Zu Beginn des Frühjahrs, in dem der Skandal seinen Höhepunkt erreicht hatte, saßen Sonja und ich auf dem Schulhof zusammen und aßen unser Mittagbrot. Wir saßen, abseits von den tuschelnden Grüppchen der anderen Mädchen, der holprigen Straße am nächsten, und wischten uns gerade die Finger wohlerzogen an unseren Servietten ab, als in der Ferne Motorengeräusch laut wurde. Ein schmutziger alter Ford mit lärmendem, aber wie geschmiert laufendem Motor kam die Straße herunter und bremste. Eine Wolke feinen Staubs rieselte auf Sonja und mich herab.

Ein rothaariger junger Mann mit blauen Augen und unglaublich weißen Zähnen im staubverkrusteten Gesicht legte einen Arm ins offene Fenster und lehnte sich aus dem Wagen. Sein Blick fiel auf Sonja und blieb, wie die Blicke aller Männer, an ihr haften.

»Entschuldigen Sie, Miss. Könnten Sie mir sagen, wie ich zu Henri Thibodeaux komme? Ich bin anscheinend irgendwo falsch abgebogen.«

Das Knattern des Motors übertönte alle Geräusche aus dem Garten, aber ich konnte mir das Gekicher und Getuschel gut vorstellen.
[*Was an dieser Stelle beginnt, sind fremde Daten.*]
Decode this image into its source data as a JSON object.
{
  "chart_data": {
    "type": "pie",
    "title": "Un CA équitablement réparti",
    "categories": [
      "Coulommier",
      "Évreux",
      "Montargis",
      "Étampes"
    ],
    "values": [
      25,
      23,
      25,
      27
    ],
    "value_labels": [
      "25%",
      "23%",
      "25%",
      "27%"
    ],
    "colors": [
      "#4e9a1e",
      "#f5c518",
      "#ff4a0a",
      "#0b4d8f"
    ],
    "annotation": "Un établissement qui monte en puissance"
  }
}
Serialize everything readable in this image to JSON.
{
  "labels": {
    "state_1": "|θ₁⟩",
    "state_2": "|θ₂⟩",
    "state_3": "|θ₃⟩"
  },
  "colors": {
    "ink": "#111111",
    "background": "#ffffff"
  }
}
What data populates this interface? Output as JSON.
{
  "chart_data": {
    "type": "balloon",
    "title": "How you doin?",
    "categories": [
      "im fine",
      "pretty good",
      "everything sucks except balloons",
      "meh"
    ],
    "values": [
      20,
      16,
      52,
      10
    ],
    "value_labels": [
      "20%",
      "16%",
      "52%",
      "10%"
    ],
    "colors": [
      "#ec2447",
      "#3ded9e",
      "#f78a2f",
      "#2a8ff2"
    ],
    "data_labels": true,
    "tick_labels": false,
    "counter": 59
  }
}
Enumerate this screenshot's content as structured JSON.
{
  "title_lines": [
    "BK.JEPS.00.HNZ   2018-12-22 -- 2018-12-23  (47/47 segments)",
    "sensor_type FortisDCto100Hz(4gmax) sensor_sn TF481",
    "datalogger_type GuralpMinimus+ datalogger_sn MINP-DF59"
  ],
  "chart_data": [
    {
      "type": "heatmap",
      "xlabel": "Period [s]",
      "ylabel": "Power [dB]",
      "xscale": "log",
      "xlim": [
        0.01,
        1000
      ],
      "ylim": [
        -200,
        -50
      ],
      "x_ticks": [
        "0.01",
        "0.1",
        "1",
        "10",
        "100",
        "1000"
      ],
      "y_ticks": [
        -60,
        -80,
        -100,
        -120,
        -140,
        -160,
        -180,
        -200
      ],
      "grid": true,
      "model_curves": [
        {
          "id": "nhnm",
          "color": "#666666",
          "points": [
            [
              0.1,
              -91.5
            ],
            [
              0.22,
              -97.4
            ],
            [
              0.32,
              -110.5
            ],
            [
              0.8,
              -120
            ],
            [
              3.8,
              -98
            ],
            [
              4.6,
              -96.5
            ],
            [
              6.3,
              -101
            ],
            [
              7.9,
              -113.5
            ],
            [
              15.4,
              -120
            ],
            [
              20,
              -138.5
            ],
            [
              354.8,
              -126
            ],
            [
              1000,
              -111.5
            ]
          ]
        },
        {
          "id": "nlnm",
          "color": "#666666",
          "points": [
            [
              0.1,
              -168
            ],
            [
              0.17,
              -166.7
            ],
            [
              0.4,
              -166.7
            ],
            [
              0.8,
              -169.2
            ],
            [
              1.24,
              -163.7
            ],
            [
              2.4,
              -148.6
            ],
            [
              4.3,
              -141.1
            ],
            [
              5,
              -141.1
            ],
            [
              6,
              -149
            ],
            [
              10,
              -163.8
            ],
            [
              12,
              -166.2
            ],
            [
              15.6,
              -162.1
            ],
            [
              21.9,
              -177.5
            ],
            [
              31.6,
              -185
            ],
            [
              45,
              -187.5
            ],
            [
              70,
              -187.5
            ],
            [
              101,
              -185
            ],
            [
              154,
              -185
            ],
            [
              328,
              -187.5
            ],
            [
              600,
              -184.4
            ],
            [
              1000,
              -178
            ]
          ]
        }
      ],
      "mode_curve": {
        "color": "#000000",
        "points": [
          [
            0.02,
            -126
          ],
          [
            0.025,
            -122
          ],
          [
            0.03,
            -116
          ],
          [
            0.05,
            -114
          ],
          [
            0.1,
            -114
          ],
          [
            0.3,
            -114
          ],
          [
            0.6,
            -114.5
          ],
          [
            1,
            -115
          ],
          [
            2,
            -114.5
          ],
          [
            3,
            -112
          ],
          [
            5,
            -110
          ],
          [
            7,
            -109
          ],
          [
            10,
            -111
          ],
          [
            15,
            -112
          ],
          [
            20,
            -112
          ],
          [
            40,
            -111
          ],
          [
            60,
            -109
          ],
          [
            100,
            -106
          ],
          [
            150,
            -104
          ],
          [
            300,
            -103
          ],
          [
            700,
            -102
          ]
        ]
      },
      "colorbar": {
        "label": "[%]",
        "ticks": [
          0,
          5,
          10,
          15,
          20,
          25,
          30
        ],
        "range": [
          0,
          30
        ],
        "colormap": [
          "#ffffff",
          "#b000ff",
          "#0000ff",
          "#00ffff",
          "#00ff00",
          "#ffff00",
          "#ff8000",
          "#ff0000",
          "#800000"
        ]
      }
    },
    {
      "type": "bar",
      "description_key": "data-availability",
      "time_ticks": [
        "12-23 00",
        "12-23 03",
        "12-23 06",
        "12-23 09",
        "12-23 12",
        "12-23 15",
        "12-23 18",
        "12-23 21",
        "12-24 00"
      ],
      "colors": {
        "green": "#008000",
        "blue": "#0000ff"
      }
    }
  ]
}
Die Schwestern hatten uns eingebleut, niemals mit fremden Männern zu sprechen, schon gar nicht mit fremden, staubbedeckten, fabelhaft aussehenden Männern, die sich aus klassischen alten Autos mit Seltenheitswert lehnten und uns so ansahen wie dieser. Wie der Fuchs, der die Beute gesichtet hat. Aber sie hatten uns auch eingebleut, niemals unsere guten Manieren zu vergessen. Die Frage des Fremden und sein offensichtliches Dilemma einfach zu ignorieren, wäre nicht die wohlerzogene Art gewesen, mit der Situation umzugehen.

Mir hatte es wie gewohnt die Sprache verschlagen. Sonja jedoch lächelte mit züchtig gesenkten Lidern und wies den Mann zur Haustür, wo Schwester Ruth stand und uns mit Argusaugen beobachtete. Der Mann lüftete seinen Hut- eine merkwürdig altmodische Geste –, legte den Rückwärtsgang ein und fuhr die Auffahrt hinauf. Verlegen und mit roten Köpfen zogen Sonja und ich uns ins kühle Klassenzimmer zurück, wo uns das Gekicher unserer Mitschülerinnen empfing.

Später am Nachmittag kam Schwester Ruth in die Tanzstunde. Sonja hatte offensichtlich reagiert, wie es sich gehörte, als sie den charmanten jungen Teufel zu Schwester Ruth geschickt hatte, anstatt selbst seine Frage zu beantworten. Schwester Ruth lobte Sonja und mich, da ich dabeigewesen war, über den grünen Klee. Das war entschieden nicht die Gardinenpredigt, die Annabella Corbello sich für uns vorgestellt hatte. Der rothaarige Charmeur hatte anscheinend selbst die sauertöpfische Schwester Ruth becirct. Aber so war Montgomery. Wenn er seinen Charme spielen ließ, fanden ihn selbst Nonnen unwiderstehlich.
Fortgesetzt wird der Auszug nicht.